Kansas Jayhawks
No. 1 overall seed Kansas shows swagger, focus in reaching Sweet 16
Kansas Jayhawks

No. 1 overall seed Kansas shows swagger, focus in reaching Sweet 16

Published Mar. 20, 2016 12:38 a.m. ET

DES MOINES, Iowa — Devonte' Graham dribbled into the UConn end and lobbed a pass that Wayne Selden Jr. stretched to catch with one hand. He slammed the ball through the basket in the same motion for a 15-point lead in the closing minutes, sending the Kansas bench and crowd into a frenzy.

The Jayhawks finally had some fun with a second-round NCAA Tournament game.

Selden and Perry Ellis carried Kansas on a sweet romp to the round of 16, combining for 43 points in a 73-61 victory by the Jayhawks over Connecticut on Saturday to hand Kevin Ollie his first NCAA Tournament loss as head coach of the Huskies.

"It was hunger. We just really wanted it," Selden said. "I just looked down the roster, and everybody's eyes before the game were focused."


Selden had 22 points and seven rebounds, Ellis scored 21 points and grabbed eight rebounds and the No. 1 overall seed Jayhawks (32-4) advanced to the South Region semifinals on Thursday in Louisville, Kentucky, to play the winner of the Hawaii-Maryland game on Sunday.

Sterling Gibbs had 20 points for the No. 9 seed Huskies (25-11), who fell into an irreparable deficit that reached 24 points in the first half.

After winning the 2014 national championship in Ollie's second season as a No. 7 seed, the Huskies returned two years later with the hope of repeating that run. The Jayhawks did everything better on this night, well enough to endure an ugly second-half stretch of their own.

"They're going to be a very, very tough out in this tournament," Ollie said.

Selden and Ellis combined to shoot 17 for 27 from the floor, shooing away the disappointment of second-round defeats in each of the last two years. Graham pitched in 13 points for Kansas, which had scoring surges of 16-0 early and 19-0 late to cruise into the intermission in full control.

"We just want to continue to play the way we are," said Ellis, the smooth senior power forward who hit 20-plus points for the sixth time in seven games.

Selden, after averaging 2.5 points on 4-for-21 shooting over his first four NCAA Tournament games, has begun a junior-year breakout. He had 14 points in 19 minutes against Austin Peay in the first round.

"He's as big a key as anybody," coach Bill Self said.

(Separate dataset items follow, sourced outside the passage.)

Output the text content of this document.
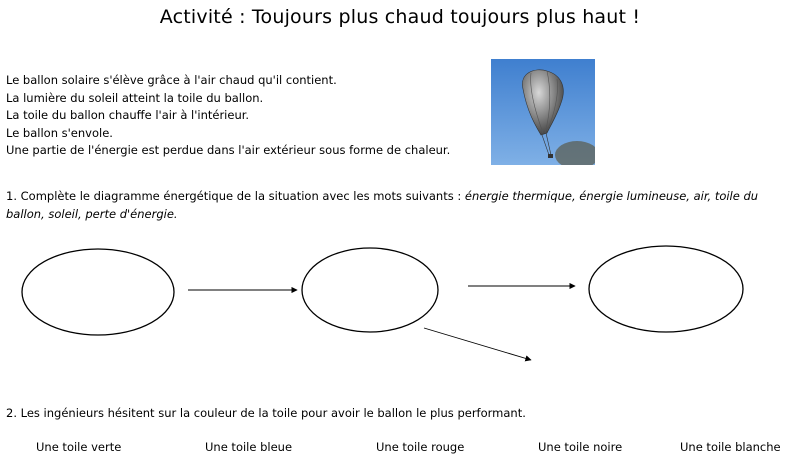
Activité : Toujours plus chaud toujours plus haut !
Le ballon solaire s'élève grâce à l'air chaud qu'il contient.
La lumière du soleil atteint la toile du ballon.
La toile du ballon chauffe l'air à l'intérieur.
Le ballon s'envole.
Une partie de l'énergie est perdue dans l'air extérieur sous forme de chaleur.
1. Complète le diagramme énergétique de la situation avec les mots suivants : énergie thermique, énergie lumineuse, air, toile du ballon, soleil, perte d'énergie.
2. Les ingénieurs hésitent sur la couleur de la toile pour avoir le ballon le plus performant.
Une toile verte	Une toile bleue	Une toile rouge	Une toile noire	Une toile blanche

Thousands of Jayhawks fans made the easy drive up Interstate 35 from Kansas, packing Wells Fargo Arena with their blue jerseys, T-shirts and jackets for the chance to cheer the team chasing its first national championship since 2008. The Huskies fell behind by as many as 11 points in the first round against Colorado, but the Jayhawks are just a different caliber team.

Jamari Traylor had a couple commanding blocks in the paint to fire up the Kansas bench and crowd during the 19-0 spurt. The Huskies missed 12 straight shots during that stretch that pushed the lead to 40-16.

The Jayhawks made six of their first nine tries from 3-point range. When the jumpers didn't fall, the long arms of Landen Lucas, Traylor and Ellis were there to snag them. The final rebounds tally was 44-24, Jayhawks.

UConn came within nine points around the midpoint of the second half, but Ellis and Selden got going again. With 1:38 left, the time for tricks arrived, in the form of that Graham-Selden alley-oop.

"That's his swagger, man. He's feeling it. After a dunk like that, how could you not feel it?" Traylor said.

The Huskies were out of sorts in their half-court offense. Daniel Hamilton was hounded anytime he was inside the arc, forcing multiple off-kilter shots and finishing 4 for 14 for 11 points with eight rebounds and six assists. Rodney Purvis had 17 points but went just 2 for 7 from 3-point range.

"We tried to play one-on-one in the first half. We can't win like that," Hamilton said.

Gibbs, the fifth-year senior transfer who played at Texas and Seton Hall before coming to UConn, couldn't get his answer out when asked at the postgame news conference to reflect on his season with the Huskies. He tearfully bowed his head, and Ollie reassuringly reached over to pat his neck.


UConn and Kansas had never met before in an NCAA Tournament, despite 89 appearances and seven titles between them.


Connecticut: The Huskies are the nation's best free-throw shooters at 79.3 percent, but they hardly had the chance to make that an advantage, going 9 for 11.

Kansas: Ellis moved into the top 10 on the program's all-time scoring list, passing Kirk Hinrich with 1,767 points.


Connecticut returns home to start the offseason.

Kansas plays Thursday in Louisville, Kentucky, against the Hawaii-Maryland winner in the regional semifinals.